Les élus locaux ne peuvent plus nier la réalité de terrain. Ils entendent les usagers qui râlent, ils savent que des femmes accouchent sur le bord de la route. En 1998, le premier Livre blanc de l’APVF [Association des petites villes de France] sur les hôpitaux émanait d’une poignée de convaincus. Aujourd’hui, le phénomène est patent. Tous les départements voient augmenter l’activité des pompiers, certains s’interrogent sur l’achat d’un hélicoptère… Les parlementaires ont une conscience plus forte du problème, le débat public est plus riche.
Mais cette prise de conscience est une chose, le débat budgétaire en est une autre. Je connais des élus d’une très grande fermeté dans leur circonscription sur la défense des hôpitaux de proximité qui ont quand même voté la loi HPST.
Que représente pour vous l’affaire de Valréas, dans le Vaucluse, où la maternité, fermée par la ministre, a finalement rouvert sur décision de justice ?
Un gros espoir. L’affaire reste à juger au fond mais les défenseurs de la maternité (les personnels du secteur, les élus, les usagers et des professions locales comme les viticulteurs) n’ont pas hésité à accuser la ministre en personne et le tribunal administratif leur a donné raison. Des décisions du même ordre ont été rendues à Lannemezan, à Die, à Carhaix. À Luçon, nous avons gagné en appel et en Conseil d’État ! Chaque fois, nous avons plaidé l’inégalité d’accès aux soins, les spécificités locales, l’obligation de régularité. Et de plus en plus, la justice – peut-être sensibilisé au sujet par la fermeture de ses propres structures – nous suit.
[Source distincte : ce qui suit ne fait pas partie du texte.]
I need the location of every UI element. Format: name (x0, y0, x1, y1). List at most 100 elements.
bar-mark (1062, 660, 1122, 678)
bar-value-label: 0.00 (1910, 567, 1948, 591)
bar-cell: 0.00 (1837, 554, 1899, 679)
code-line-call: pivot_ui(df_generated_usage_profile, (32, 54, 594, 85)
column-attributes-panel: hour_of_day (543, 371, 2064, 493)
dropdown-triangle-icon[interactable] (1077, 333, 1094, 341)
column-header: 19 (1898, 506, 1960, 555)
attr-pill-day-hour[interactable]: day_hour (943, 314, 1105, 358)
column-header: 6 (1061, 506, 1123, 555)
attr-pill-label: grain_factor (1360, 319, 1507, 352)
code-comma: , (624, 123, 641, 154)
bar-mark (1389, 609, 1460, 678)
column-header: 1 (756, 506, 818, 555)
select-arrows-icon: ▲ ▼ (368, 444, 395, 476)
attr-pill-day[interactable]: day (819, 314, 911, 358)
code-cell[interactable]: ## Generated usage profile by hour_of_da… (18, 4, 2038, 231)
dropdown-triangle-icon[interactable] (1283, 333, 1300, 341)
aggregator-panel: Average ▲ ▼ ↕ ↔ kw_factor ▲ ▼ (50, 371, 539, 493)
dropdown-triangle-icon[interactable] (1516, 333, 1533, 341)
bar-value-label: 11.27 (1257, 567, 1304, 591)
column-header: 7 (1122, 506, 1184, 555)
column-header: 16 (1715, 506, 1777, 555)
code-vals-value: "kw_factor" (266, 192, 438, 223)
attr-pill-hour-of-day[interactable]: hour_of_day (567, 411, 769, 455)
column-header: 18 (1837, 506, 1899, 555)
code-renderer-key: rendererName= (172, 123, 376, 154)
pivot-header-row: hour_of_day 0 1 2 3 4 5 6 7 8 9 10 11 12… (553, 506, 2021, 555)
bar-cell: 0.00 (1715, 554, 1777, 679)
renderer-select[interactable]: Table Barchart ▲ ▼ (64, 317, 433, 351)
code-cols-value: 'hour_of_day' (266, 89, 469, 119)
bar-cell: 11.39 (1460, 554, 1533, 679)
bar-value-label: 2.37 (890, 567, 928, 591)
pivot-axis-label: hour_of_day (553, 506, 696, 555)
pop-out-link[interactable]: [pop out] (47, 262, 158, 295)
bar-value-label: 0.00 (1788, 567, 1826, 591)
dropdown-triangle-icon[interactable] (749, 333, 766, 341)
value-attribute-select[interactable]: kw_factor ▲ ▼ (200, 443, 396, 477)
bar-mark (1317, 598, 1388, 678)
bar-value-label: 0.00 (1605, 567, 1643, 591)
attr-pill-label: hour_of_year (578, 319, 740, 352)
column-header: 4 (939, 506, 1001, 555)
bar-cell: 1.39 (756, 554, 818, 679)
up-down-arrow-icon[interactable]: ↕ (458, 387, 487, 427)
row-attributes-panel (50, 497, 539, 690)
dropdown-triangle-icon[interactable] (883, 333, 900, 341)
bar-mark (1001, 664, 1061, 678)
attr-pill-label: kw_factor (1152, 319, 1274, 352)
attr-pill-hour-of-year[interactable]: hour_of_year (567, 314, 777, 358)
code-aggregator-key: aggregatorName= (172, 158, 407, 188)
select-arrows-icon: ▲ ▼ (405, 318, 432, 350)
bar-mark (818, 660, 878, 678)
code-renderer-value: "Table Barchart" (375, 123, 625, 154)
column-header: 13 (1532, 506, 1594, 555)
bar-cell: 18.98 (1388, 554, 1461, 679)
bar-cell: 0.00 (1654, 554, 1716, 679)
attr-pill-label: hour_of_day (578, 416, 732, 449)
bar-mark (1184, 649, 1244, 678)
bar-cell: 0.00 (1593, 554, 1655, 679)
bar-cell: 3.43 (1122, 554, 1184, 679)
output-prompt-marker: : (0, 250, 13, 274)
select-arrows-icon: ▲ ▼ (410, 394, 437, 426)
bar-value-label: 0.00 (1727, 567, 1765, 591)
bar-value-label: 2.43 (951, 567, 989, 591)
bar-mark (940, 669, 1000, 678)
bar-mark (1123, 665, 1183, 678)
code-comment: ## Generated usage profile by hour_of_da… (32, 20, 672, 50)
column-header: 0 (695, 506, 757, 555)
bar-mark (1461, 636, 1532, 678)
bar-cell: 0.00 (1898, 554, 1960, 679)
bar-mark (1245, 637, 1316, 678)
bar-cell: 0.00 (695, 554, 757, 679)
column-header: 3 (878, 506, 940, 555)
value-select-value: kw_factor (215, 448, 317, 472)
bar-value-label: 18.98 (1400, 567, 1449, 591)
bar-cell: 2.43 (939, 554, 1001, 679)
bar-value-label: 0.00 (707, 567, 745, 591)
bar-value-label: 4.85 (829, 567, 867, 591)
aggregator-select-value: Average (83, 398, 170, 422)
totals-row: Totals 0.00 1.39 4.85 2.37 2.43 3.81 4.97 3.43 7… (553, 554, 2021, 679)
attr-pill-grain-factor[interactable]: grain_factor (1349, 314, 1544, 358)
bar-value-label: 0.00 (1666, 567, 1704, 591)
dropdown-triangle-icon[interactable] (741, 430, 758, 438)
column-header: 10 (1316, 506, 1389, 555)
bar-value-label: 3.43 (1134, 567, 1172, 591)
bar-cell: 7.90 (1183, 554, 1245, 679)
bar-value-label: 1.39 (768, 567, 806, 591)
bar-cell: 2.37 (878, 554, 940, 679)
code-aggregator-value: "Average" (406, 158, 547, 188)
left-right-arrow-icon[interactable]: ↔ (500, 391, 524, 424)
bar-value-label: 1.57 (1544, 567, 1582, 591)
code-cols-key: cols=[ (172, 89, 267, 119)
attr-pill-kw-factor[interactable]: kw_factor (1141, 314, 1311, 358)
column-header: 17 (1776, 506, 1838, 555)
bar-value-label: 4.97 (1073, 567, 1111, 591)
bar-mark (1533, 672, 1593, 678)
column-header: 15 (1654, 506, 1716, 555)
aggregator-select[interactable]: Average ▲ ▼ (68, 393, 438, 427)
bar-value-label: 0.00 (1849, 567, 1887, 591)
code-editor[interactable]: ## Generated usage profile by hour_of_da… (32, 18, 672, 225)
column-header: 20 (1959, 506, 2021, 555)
La « lutte contre les dépassements d’honoraires » fait partie des thèmes dont vous allez débattre demain à Die. C’est un problème dans les hôpitaux de proximité ?
Bien sûr. Cela nous concerne d’autant plus que là où le service public est touché, c’est le privé qui prend le relais, avec des dépassements d’honoraires à la clé. Il y a à ce jour une centaine de localités en France où le secteur public de santé n’existant plus, les gens n’ont pas le choix : soit ils vont se faire soigner ailleurs, soit ils paient plus cher.